When solving for the area between curves, the first essential step is determining where these curves intersect. The intersection points are crucial because they define the boundary of the area we are interested in. In our problem, we have three equations:

• \( y = x^{-1} \)
• \( y = 4x \)
• \( y = x/4 \)

To find the intersection points, we set pairs of these equations equal to each other. This method helps us find the exact points where the curves meet on the graph:

• Solve \( x^{-1} = 4x \) to find one intersection point.
• Solve \( x^{-1} = x/4 \) to find another intersection point.
• Solve \( 4x = x/4 \) to find the third intersection point.

Each of these equations will yield solutions for \( x \), and consequently, we can find the \( y \) values by substituting back into the original equations. This provides us with intersection points:

• \((\frac{1}{2}, 2)\)
• \((1, 1)\)
• \((\frac{1}{4}, \frac{1}{4})\)

These points are the corners of the region whose area we need to calculate.

Integration with respect to y

To find the area between the curves, integrating with respect to \( y \) can sometimes simplify the problem, especially when the curves change functions along the \( x \)-axis for which curve is on top. In this particular problem, integrating with respect to \( y \) is more straightforward because:

• The boundaries align more clearly with the transformation of functions.
• We have vertical lines in the first quadrant region bounded by solutions for \( x \).

To do this, we need to express \( x \) in terms of \( y \) for the bounding curves:

• From \( y = 4x \), solve to get \( x = \frac{1}{4}y \).
• From \( y = x/4 \), solve to get \( x = 4y \).
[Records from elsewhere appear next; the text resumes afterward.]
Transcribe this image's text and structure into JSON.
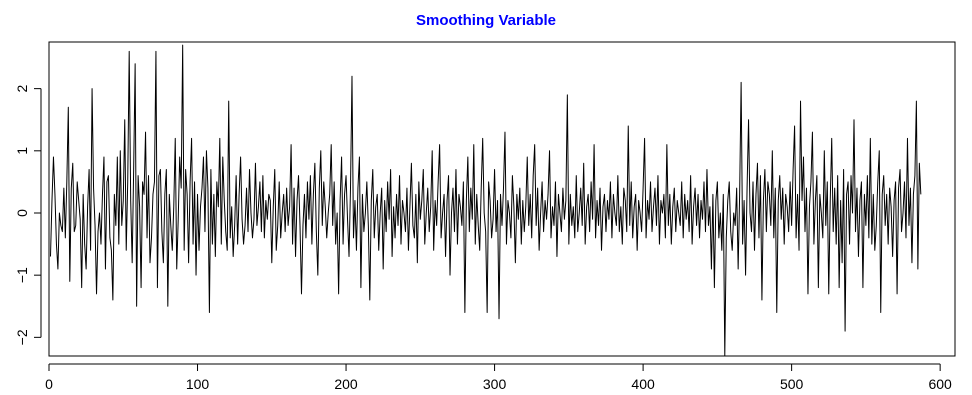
{
  "chart_data": {
    "type": "line",
    "title": "Smoothing Variable",
    "title_color": "#0000ff",
    "line_color": "#000000",
    "xlabel": "",
    "ylabel": "",
    "xlim": [
      0,
      610
    ],
    "ylim": [
      -2.3,
      2.75
    ],
    "grid": false,
    "legend": "none",
    "x_ticks": [
      0,
      100,
      200,
      300,
      400,
      500,
      600
    ],
    "y_ticks": [
      -2,
      -1,
      0,
      1,
      2
    ],
    "x_tick_labels": [
      "0",
      "100",
      "200",
      "300",
      "400",
      "500",
      "600"
    ],
    "y_tick_labels": [
      "−2",
      "−1",
      "0",
      "1",
      "2"
    ],
    "series": [
      {
        "x_start": 1,
        "x_step": 1,
        "values": [
          -0.7,
          0.2,
          0.9,
          0.3,
          -0.5,
          -0.9,
          0.0,
          -0.2,
          -0.3,
          0.4,
          -0.4,
          0.5,
          1.7,
          -1.1,
          0.4,
          0.8,
          -0.3,
          -0.2,
          0.5,
          0.2,
          -0.1,
          -1.2,
          0.3,
          -0.5,
          -0.9,
          0.1,
          0.7,
          -0.6,
          2.0,
          0.4,
          -0.2,
          -1.3,
          -0.3,
          0.0,
          -0.5,
          0.3,
          0.9,
          -0.9,
          0.5,
          0.6,
          -0.4,
          -0.6,
          -1.4,
          0.3,
          -0.2,
          0.9,
          -0.5,
          1.0,
          -0.2,
          0.2,
          1.5,
          -0.6,
          0.5,
          2.6,
          0.2,
          -0.8,
          0.7,
          2.4,
          -1.5,
          0.6,
          0.1,
          -1.2,
          0.5,
          0.3,
          1.3,
          -0.4,
          0.6,
          -0.8,
          -0.4,
          0.3,
          0.5,
          2.6,
          -1.2,
          0.6,
          0.7,
          -0.3,
          -0.8,
          0.3,
          0.7,
          -1.5,
          0.3,
          -0.2,
          -0.6,
          0.1,
          1.2,
          -0.9,
          -0.1,
          0.9,
          0.4,
          2.7,
          -0.6,
          0.7,
          0.3,
          -0.8,
          0.5,
          1.2,
          -0.5,
          0.5,
          -1.0,
          0.3,
          -0.6,
          0.1,
          0.4,
          0.9,
          -0.3,
          1.0,
          0.4,
          -1.6,
          0.7,
          -0.5,
          0.3,
          -0.7,
          0.5,
          0.1,
          1.2,
          -0.5,
          0.9,
          0.2,
          -0.3,
          -0.6,
          1.8,
          -0.4,
          0.1,
          -0.7,
          -0.2,
          0.6,
          -0.5,
          0.3,
          0.9,
          -0.1,
          -0.5,
          -0.2,
          0.4,
          -0.3,
          0.7,
          0.0,
          -0.4,
          -0.1,
          0.8,
          -0.2,
          0.1,
          0.5,
          -0.3,
          0.6,
          -0.4,
          0.2,
          -0.1,
          0.3,
          0.2,
          -0.8,
          0.1,
          0.7,
          -0.6,
          -0.2,
          0.5,
          -0.4,
          0.0,
          0.3,
          -0.3,
          0.4,
          -0.2,
          0.1,
          1.1,
          -0.5,
          0.4,
          -0.7,
          0.2,
          0.6,
          -0.2,
          -1.3,
          -0.2,
          0.3,
          -0.4,
          0.5,
          -0.1,
          0.6,
          -0.5,
          0.3,
          0.8,
          -0.3,
          -1.0,
          0.4,
          1.0,
          -0.2,
          0.5,
          0.1,
          -0.4,
          0.0,
          0.3,
          1.1,
          -0.2,
          0.5,
          -0.5,
          0.0,
          -1.3,
          0.2,
          0.9,
          -0.5,
          0.3,
          0.6,
          -0.1,
          -0.7,
          0.4,
          2.2,
          -0.4,
          0.2,
          -0.6,
          0.4,
          0.9,
          -1.2,
          0.3,
          -0.3,
          0.0,
          0.5,
          -0.2,
          -1.4,
          0.2,
          0.7,
          -0.4,
          0.1,
          0.3,
          -0.6,
          0.0,
          0.4,
          -0.9,
          0.2,
          -0.3,
          0.5,
          -0.1,
          0.7,
          -0.7,
          0.1,
          -0.4,
          0.3,
          -0.2,
          0.6,
          -0.5,
          0.2,
          0.0,
          -0.3,
          0.4,
          -0.6,
          0.1,
          0.8,
          -0.2,
          -0.4,
          0.3,
          -0.8,
          0.5,
          -0.1,
          0.2,
          0.7,
          -0.5,
          0.0,
          0.4,
          -0.3,
          0.1,
          1.0,
          -0.6,
          0.2,
          -0.2,
          0.5,
          1.1,
          -0.4,
          0.0,
          0.3,
          -0.7,
          0.2,
          0.6,
          -1.0,
          0.0,
          0.4,
          -0.3,
          0.7,
          -0.5,
          0.3,
          0.1,
          -0.2,
          0.5,
          -1.6,
          0.2,
          0.9,
          -0.3,
          0.4,
          -0.1,
          1.1,
          -0.5,
          0.3,
          -0.2,
          -0.6,
          0.4,
          1.2,
          0.0,
          -0.3,
          -1.6,
          0.5,
          0.2,
          -0.4,
          -0.1,
          0.7,
          -0.3,
          0.2,
          -1.7,
          0.3,
          -0.2,
          0.4,
          1.3,
          -0.5,
          0.2,
          0.0,
          -0.4,
          0.6,
          0.1,
          -0.8,
          0.3,
          -0.1,
          0.4,
          -0.5,
          0.2,
          -0.3,
          0.1,
          0.9,
          -0.2,
          0.3,
          -0.4,
          0.6,
          1.1,
          -0.2,
          0.4,
          -0.6,
          0.0,
          0.5,
          -0.3,
          0.2,
          -0.1,
          0.3,
          1.0,
          -0.4,
          0.1,
          -0.2,
          0.5,
          -0.7,
          0.3,
          0.0,
          -0.3,
          0.4,
          -0.1,
          0.2,
          1.9,
          -0.5,
          0.3,
          -0.2,
          0.1,
          -0.4,
          0.6,
          -0.3,
          0.0,
          0.4,
          -0.2,
          0.8,
          -0.5,
          0.1,
          0.3,
          -0.3,
          0.5,
          -0.1,
          1.1,
          -0.4,
          0.2,
          -0.2,
          0.4,
          -0.6,
          0.1,
          0.3,
          -0.3,
          0.2,
          -0.1,
          0.5,
          -0.4,
          0.3,
          0.0,
          -0.2,
          0.6,
          -0.3,
          0.1,
          -0.5,
          0.4,
          0.2,
          -0.3,
          1.4,
          -0.2,
          0.5,
          -0.4,
          0.1,
          0.3,
          -0.6,
          0.2,
          0.0,
          -0.3,
          0.4,
          1.2,
          -0.4,
          0.2,
          -0.1,
          0.5,
          -0.3,
          0.1,
          0.4,
          -0.2,
          0.6,
          -0.5,
          0.2,
          0.0,
          0.3,
          -0.4,
          1.1,
          -0.2,
          0.3,
          -0.5,
          0.1,
          0.4,
          -0.3,
          0.2,
          0.0,
          -0.2,
          0.5,
          -0.4,
          0.3,
          -0.1,
          0.2,
          -0.3,
          0.6,
          -0.5,
          0.1,
          0.4,
          -0.2,
          0.3,
          -0.4,
          0.2,
          -0.1,
          0.5,
          -0.3,
          0.7,
          -0.2,
          0.1,
          -0.9,
          0.3,
          -1.2,
          0.2,
          0.5,
          -0.4,
          0.0,
          -0.6,
          0.3,
          -2.3,
          -0.4,
          0.2,
          0.5,
          -0.3,
          -0.6,
          0.0,
          -0.2,
          0.4,
          -0.9,
          0.3,
          2.1,
          -0.5,
          0.2,
          -1.0,
          0.4,
          1.5,
          0.0,
          -0.3,
          0.5,
          -0.6,
          0.3,
          0.8,
          -0.4,
          0.6,
          -1.4,
          0.2,
          0.7,
          -0.3,
          0.5,
          0.3,
          -0.2,
          1.0,
          -0.4,
          0.4,
          -1.6,
          0.2,
          0.6,
          -0.1,
          0.4,
          -0.5,
          0.3,
          0.1,
          -0.3,
          0.5,
          -0.2,
          0.7,
          1.4,
          -0.4,
          0.3,
          -0.6,
          1.8,
          0.2,
          0.9,
          -0.3,
          0.4,
          -1.3,
          0.1,
          0.5,
          1.3,
          -0.5,
          0.2,
          0.6,
          -1.2,
          0.3,
          0.0,
          -0.4,
          1.0,
          -0.2,
          0.5,
          -1.3,
          0.2,
          1.2,
          -0.3,
          0.4,
          -0.5,
          0.6,
          -1.2,
          0.2,
          -0.8,
          0.7,
          -1.9,
          0.3,
          0.5,
          -0.5,
          0.6,
          0.0,
          1.5,
          -0.3,
          0.4,
          -0.7,
          0.2,
          0.5,
          -1.2,
          0.3,
          -0.2,
          0.6,
          -0.4,
          1.2,
          -0.5,
          0.3,
          -0.6,
          -0.2,
          0.5,
          1.0,
          -1.6,
          0.3,
          0.6,
          -0.2,
          0.3,
          -0.5,
          0.4,
          0.1,
          -0.7,
          0.2,
          0.5,
          -1.3,
          0.4,
          0.7,
          -0.3,
          0.0,
          0.5,
          -0.4,
          1.2,
          -0.2,
          0.4,
          -0.8,
          0.3,
          0.6,
          1.8,
          -0.9,
          0.8,
          0.3
        ]
      }
    ]
  }
}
Now, the integral we set up will involve these expressions, with the lower bound \( y = \frac{1}{4} \) and the upper bound \( y = 2 \), the minimum and maximum \( y \)-values from the intersection points.

Definite Integral

The definite integral is the tool that allows us to compute the exact area between curves. When integrated over a specified interval, it sums the infinitesimally small areas under the curve, giving us the total area accurately. For our example, we have:

\[ A = \int_{\frac{1}{4}}^{2} \left( \frac{1}{4}y - 4y \right) \, dy \]
The difference inside the integral, \( (0.25y - 4y) \), represents the distance between the two functions after transforming them in terms of \( y \). Solving this integral involves finding its antiderivative:

• The antiderivative calculates as \( \frac{1}{8}y^2 - 2y^2 \).
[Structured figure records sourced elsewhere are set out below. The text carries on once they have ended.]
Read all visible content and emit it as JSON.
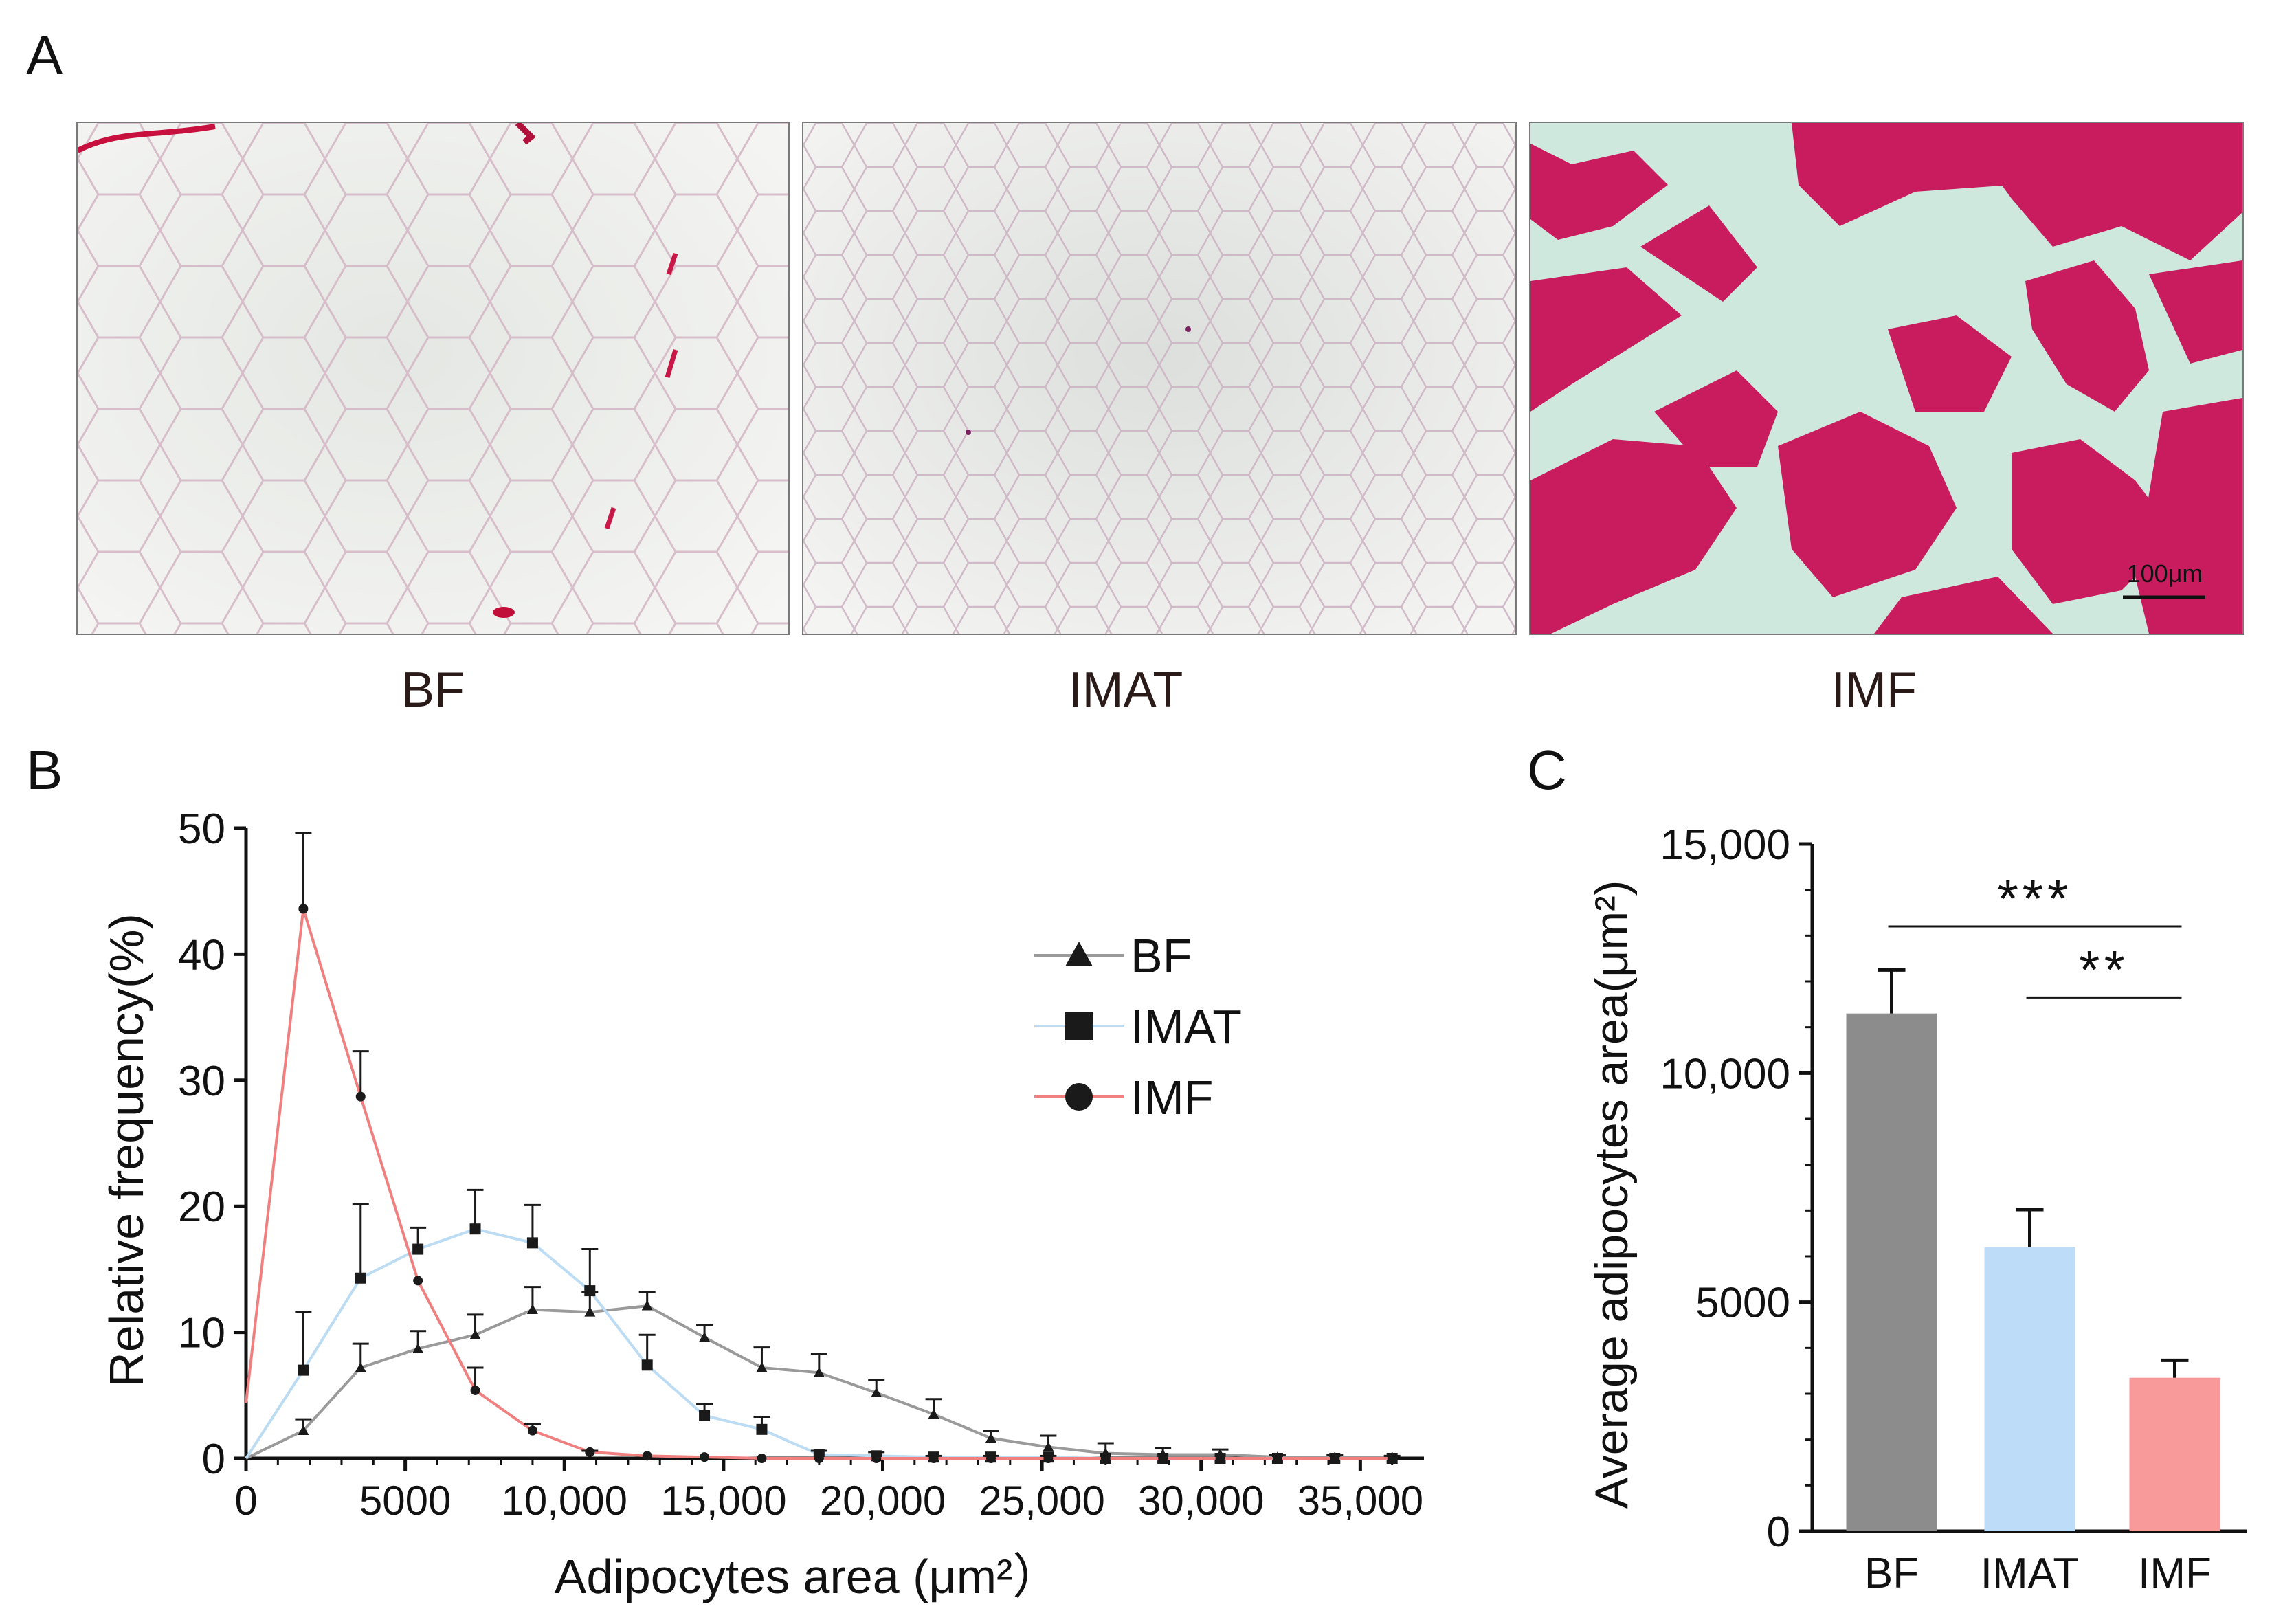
{
  "panels": {
    "a": "A",
    "b": "B",
    "c": "C"
  },
  "histology": [
    {
      "label": "BF"
    },
    {
      "label": "IMAT"
    },
    {
      "label": "IMF",
      "scale_bar": "100μm"
    }
  ],
  "chart_data": [
    {
      "type": "line",
      "xlabel": "Adipocytes area (μm²）",
      "ylabel": "Relative frequency(%)",
      "xlim": [
        0,
        37000
      ],
      "ylim": [
        0,
        50
      ],
      "xticks": [
        0,
        5000,
        10000,
        15000,
        20000,
        25000,
        30000,
        35000
      ],
      "xtick_labels": [
        "0",
        "5000",
        "10,000",
        "15,000",
        "20,000",
        "25,000",
        "30,000",
        "35,000"
      ],
      "yticks": [
        0,
        10,
        20,
        30,
        40,
        50
      ],
      "ytick_labels": [
        "0",
        "10",
        "20",
        "30",
        "40",
        "50"
      ],
      "x": [
        0,
        1800,
        3600,
        5400,
        7200,
        9000,
        10800,
        12600,
        14400,
        16200,
        18000,
        19800,
        21600,
        23400,
        25200,
        27000,
        28800,
        30600,
        32400,
        34200,
        36000
      ],
      "legend_position": "top-right",
      "series": [
        {
          "name": "BF",
          "marker": "triangle",
          "color": "#9a9a9a",
          "values": [
            0,
            2.2,
            7.2,
            8.7,
            9.8,
            11.8,
            11.6,
            12.1,
            9.6,
            7.2,
            6.8,
            5.2,
            3.5,
            1.6,
            0.9,
            0.4,
            0.3,
            0.3,
            0.1,
            0.1,
            0.1
          ],
          "errors": [
            0,
            0.9,
            1.9,
            1.4,
            1.6,
            1.8,
            1.6,
            1.1,
            1.0,
            1.6,
            1.5,
            1.0,
            1.2,
            0.6,
            0.9,
            0.8,
            0.5,
            0.4,
            0.2,
            0.2,
            0.1
          ]
        },
        {
          "name": "IMAT",
          "marker": "square",
          "color": "#bcdcf3",
          "values": [
            0,
            7.0,
            14.3,
            16.6,
            18.2,
            17.1,
            13.3,
            7.4,
            3.4,
            2.3,
            0.3,
            0.2,
            0.1,
            0.1,
            0.1,
            0,
            0,
            0,
            0,
            0,
            0
          ],
          "errors": [
            0,
            4.6,
            5.9,
            1.7,
            3.1,
            3.0,
            3.3,
            2.4,
            0.9,
            1.0,
            0.3,
            0.3,
            0.1,
            0.1,
            0.1,
            0,
            0,
            0,
            0,
            0,
            0
          ]
        },
        {
          "name": "IMF",
          "marker": "circle",
          "color": "#f08080",
          "values": [
            4.4,
            43.6,
            28.7,
            14.1,
            5.4,
            2.2,
            0.5,
            0.2,
            0.1,
            0,
            0,
            0,
            0,
            0,
            0,
            0,
            0,
            0,
            0,
            0,
            0
          ],
          "errors": [
            0,
            6.0,
            3.6,
            0,
            1.8,
            0.5,
            0.1,
            0,
            0,
            0,
            0,
            0,
            0,
            0,
            0,
            0,
            0,
            0,
            0,
            0,
            0
          ]
        }
      ]
    },
    {
      "type": "bar",
      "ylabel": "Average adipocytes area(μm²)",
      "xlabel": "",
      "ylim": [
        0,
        15000
      ],
      "yticks": [
        0,
        5000,
        10000,
        15000
      ],
      "ytick_labels": [
        "0",
        "5000",
        "10,000",
        "15,000"
      ],
      "categories": [
        "BF",
        "IMAT",
        "IMF"
      ],
      "values": [
        11300,
        6200,
        3350
      ],
      "errors": [
        950,
        820,
        380
      ],
      "colors": [
        "#8c8c8c",
        "#bcdcf8",
        "#f99a9a"
      ],
      "significance": [
        {
          "from": "BF",
          "to": "IMF",
          "label": "***"
        },
        {
          "from": "IMAT",
          "to": "IMF",
          "label": "**"
        }
      ]
    }
  ]
}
By evaluating this from the lower to upper bounds, \( y = \frac{1}{4} \) to \( y = 2 \), we obtain the area. The result is calculated as:

• \( 2 - \frac{1}{8} \)
• \( \frac{15}{8} \) square units

First Quadrant Region

In calculus problems, specifying that a region is in the 'first quadrant' significantly simplifies analysis and setup. The first quadrant is where both \( x \) and \( y \) values are positive, which limits the functions and points we have to consider when finding areas between curves.
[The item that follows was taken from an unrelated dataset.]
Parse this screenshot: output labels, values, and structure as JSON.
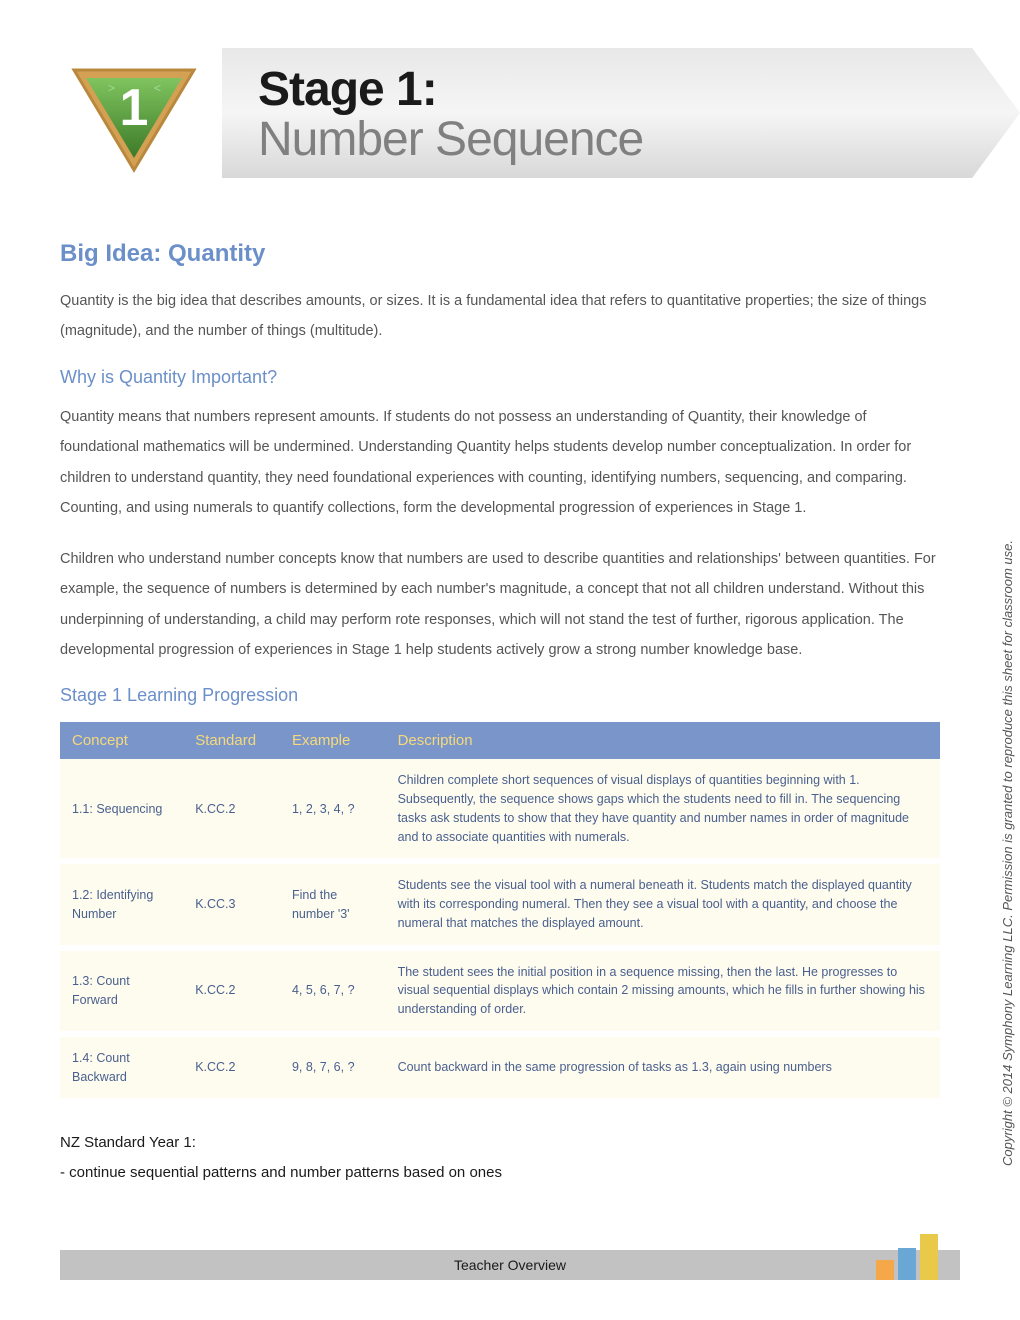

• This assumption allows us to disregard negative solutions for \( x \) or \( y \) that may arise when solving equation intersections.
• It ensures that all resulting areas calculations remain within the positive \( x \) and \( y \) plane, providing geometrically meaningful results.

In our exercise, all intersection points: \((\frac{1}{2}, 2)\), \((1, 1)\), and \((\frac{1}{4}, \frac{1}{4})\) fit within this quadrant. This allows us to confidently compute and evaluate using only the provided boundaries, ensuring the area computed is entirely within the desired region.